In light of the weekend events Europe’s market look set to open slightly lower, against a backdrop of concerns about a slowdown in some of the latest economic indicators across Europe. Last week’s French manufacturing and services flash PMI’s showed a French economy that continues to slow, and while Germany services was ok, the manufacturing sector was disappointing.
Today’s German IFO business survey for September is expected to show a deterioration in German business sentiment from the five-month high of 103.8 that we saw in August with slowdown to 103.20, as the deterioration rhetoric in the face of threats of possible US tariffs on the auto sector, and the political impasse over Brexit sours the mood, amongst German businesses.
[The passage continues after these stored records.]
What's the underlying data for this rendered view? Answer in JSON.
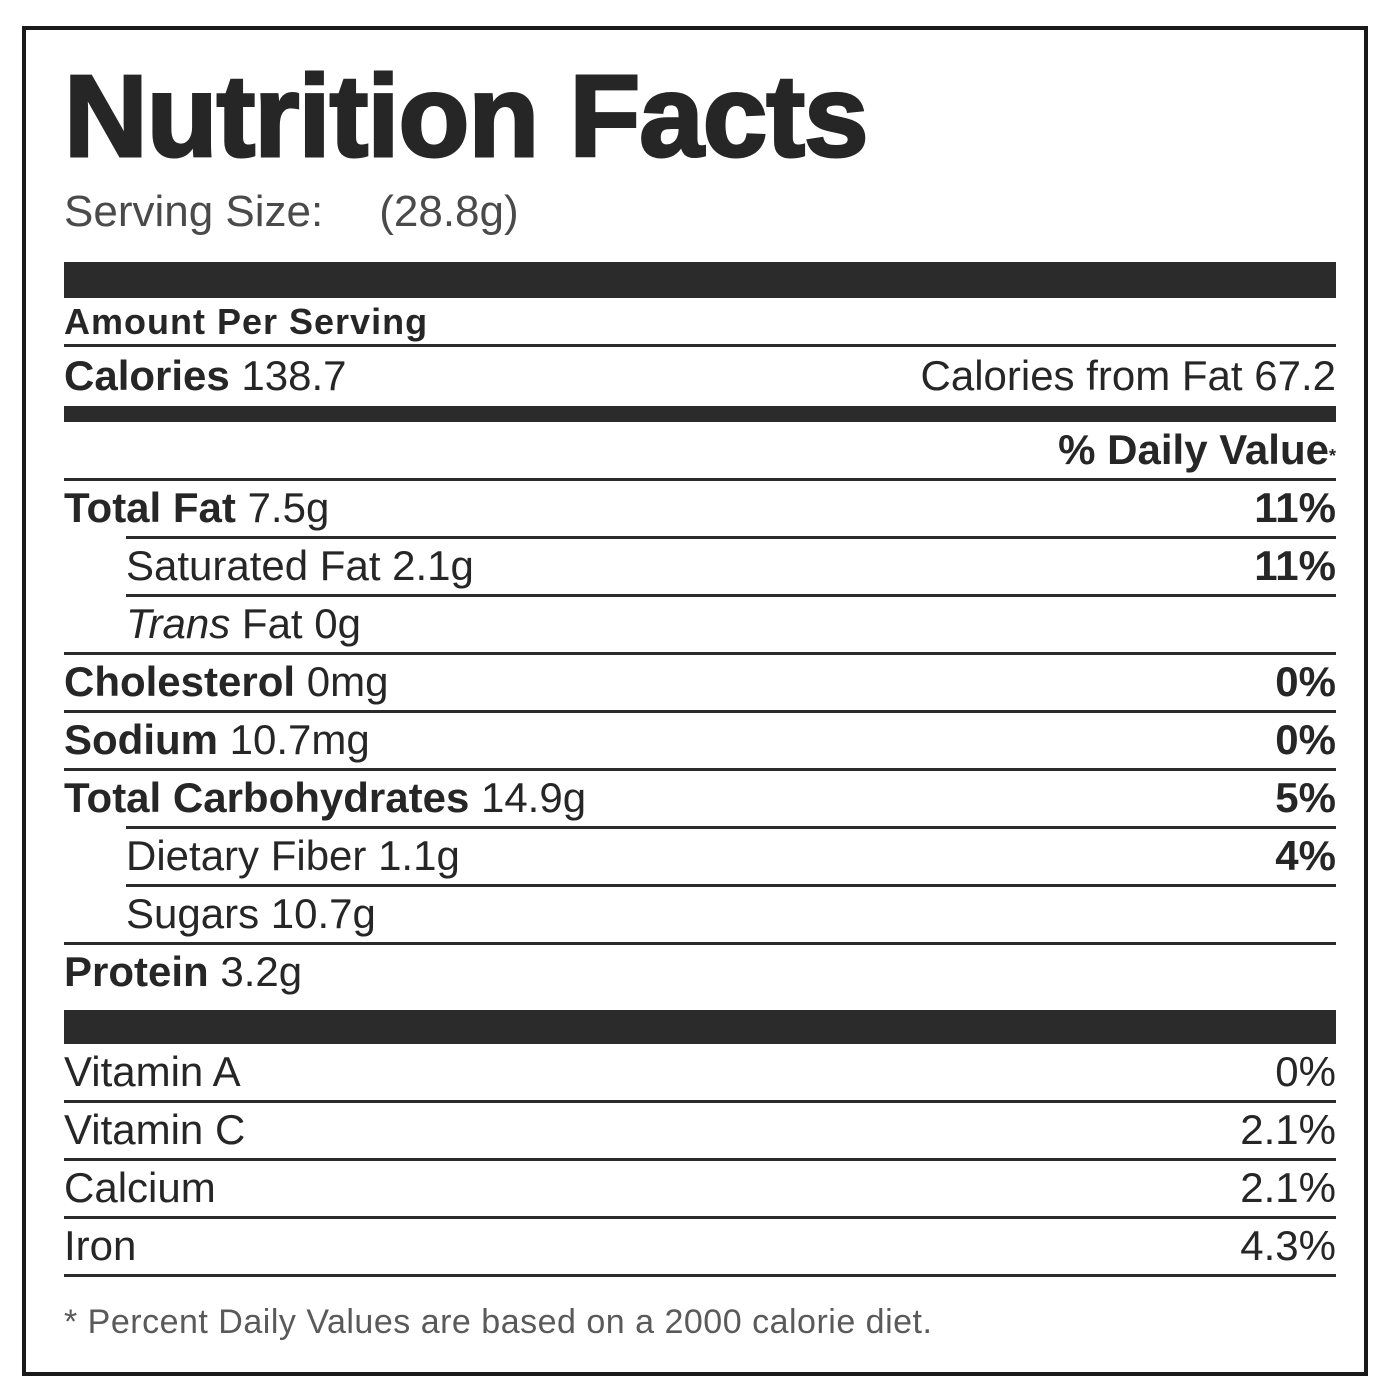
{
  "title": "Nutrition Facts",
  "serving": {
    "label": "Serving Size:",
    "value": "(28.8g)"
  },
  "amount_per_serving": "Amount Per Serving",
  "calories": {
    "label": "Calories",
    "value": "138.7",
    "fat_label": "Calories from Fat",
    "fat_value": "67.2"
  },
  "daily_value_header": "% Daily Value",
  "daily_value_mark": "*",
  "nutrients": {
    "total_fat": {
      "label": "Total Fat",
      "amount": "7.5g",
      "dv": "11%"
    },
    "saturated_fat": {
      "label": "Saturated Fat",
      "amount": "2.1g",
      "dv": "11%"
    },
    "trans_fat": {
      "label_italic": "Trans",
      "label": "Fat",
      "amount": "0g"
    },
    "cholesterol": {
      "label": "Cholesterol",
      "amount": "0mg",
      "dv": "0%"
    },
    "sodium": {
      "label": "Sodium",
      "amount": "10.7mg",
      "dv": "0%"
    },
    "total_carbs": {
      "label": "Total Carbohydrates",
      "amount": "14.9g",
      "dv": "5%"
    },
    "dietary_fiber": {
      "label": "Dietary Fiber",
      "amount": "1.1g",
      "dv": "4%"
    },
    "sugars": {
      "label": "Sugars",
      "amount": "10.7g"
    },
    "protein": {
      "label": "Protein",
      "amount": "3.2g"
    }
  },
  "vitamins": {
    "vitamin_a": {
      "label": "Vitamin A",
      "dv": "0%"
    },
    "vitamin_c": {
      "label": "Vitamin C",
      "dv": "2.1%"
    },
    "calcium": {
      "label": "Calcium",
      "dv": "2.1%"
    },
    "iron": {
      "label": "Iron",
      "dv": "4.3%"
    }
  },
  "footnote": "* Percent Daily Values are based on a 2000 calorie diet."
}
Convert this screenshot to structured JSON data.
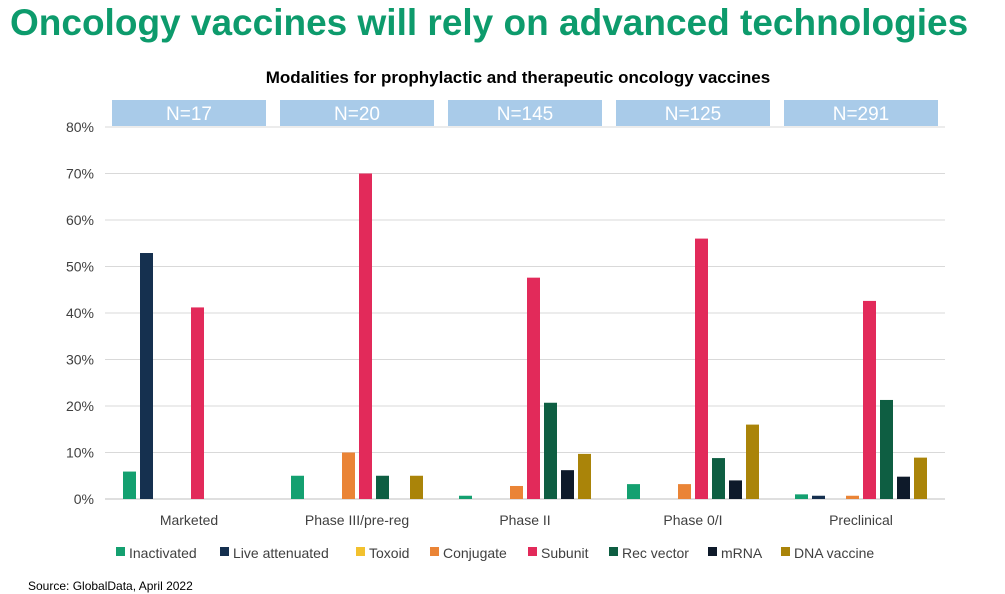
{
  "page": {
    "title": "Oncology vaccines will rely on advanced technologies",
    "source": "Source: GlobalData, April 2022"
  },
  "chart_data": {
    "type": "bar",
    "title": "Modalities for prophylactic and therapeutic oncology vaccines",
    "xlabel": "",
    "ylabel": "",
    "ylim": [
      0,
      80
    ],
    "y_ticks": [
      "0%",
      "10%",
      "20%",
      "30%",
      "40%",
      "50%",
      "60%",
      "70%",
      "80%"
    ],
    "grid": true,
    "legend_position": "bottom",
    "categories": [
      "Marketed",
      "Phase III/pre-reg",
      "Phase II",
      "Phase 0/I",
      "Preclinical"
    ],
    "sample_sizes": [
      "N=17",
      "N=20",
      "N=145",
      "N=125",
      "N=291"
    ],
    "series": [
      {
        "name": "Inactivated",
        "color": "#14a070",
        "values": [
          5.9,
          5.0,
          0.7,
          3.2,
          1.0
        ]
      },
      {
        "name": "Live attenuated",
        "color": "#15304f",
        "values": [
          52.9,
          0,
          0,
          0,
          0.7
        ]
      },
      {
        "name": "Toxoid",
        "color": "#f2c12e",
        "values": [
          0,
          0,
          0,
          0,
          0
        ]
      },
      {
        "name": "Conjugate",
        "color": "#ea8436",
        "values": [
          0,
          10.0,
          2.8,
          3.2,
          0.7
        ]
      },
      {
        "name": "Subunit",
        "color": "#e22a5a",
        "values": [
          41.2,
          70.0,
          47.6,
          56.0,
          42.6
        ]
      },
      {
        "name": "Rec vector",
        "color": "#0e5e42",
        "values": [
          0,
          5.0,
          20.7,
          8.8,
          21.3
        ]
      },
      {
        "name": "mRNA",
        "color": "#0e1a2a",
        "values": [
          0,
          0,
          6.2,
          4.0,
          4.8
        ]
      },
      {
        "name": "DNA vaccine",
        "color": "#aa8409",
        "values": [
          0,
          5.0,
          9.7,
          16.0,
          8.9
        ]
      }
    ],
    "banner_color": "#a9cbe9",
    "banner_text_color": "#ffffff"
  }
}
The pound had a dreadful week last week despite hitting a two-month high against the US dollar. The breakdown in relations between the UK and EU leaders in Salzburg last week, and Prime Minister Theresa May’s punchy statement on Friday could well be described as the usual political theater that we have all become accustomed to in the past couple of years, however markets appear to be deciding that with the March 2019 deadline looming, the room for political manoeuvre appears to be getting smaller.
This had led to the not unreasonable conclusion that the risks of political, as well economic dislocation have increased, particularly since both the UK government, and so-called opposition parties appear to be more concerned about their own internal squabbles, than actually doing is best for the people they claim to represent.
With party conferenced season now in full swing there is likely to be little of consequence that is likely to be construed as positive for sterling, as both Labour this week, and Conservative’s nest week look to shore up their base support, with equally economically incoherent policies.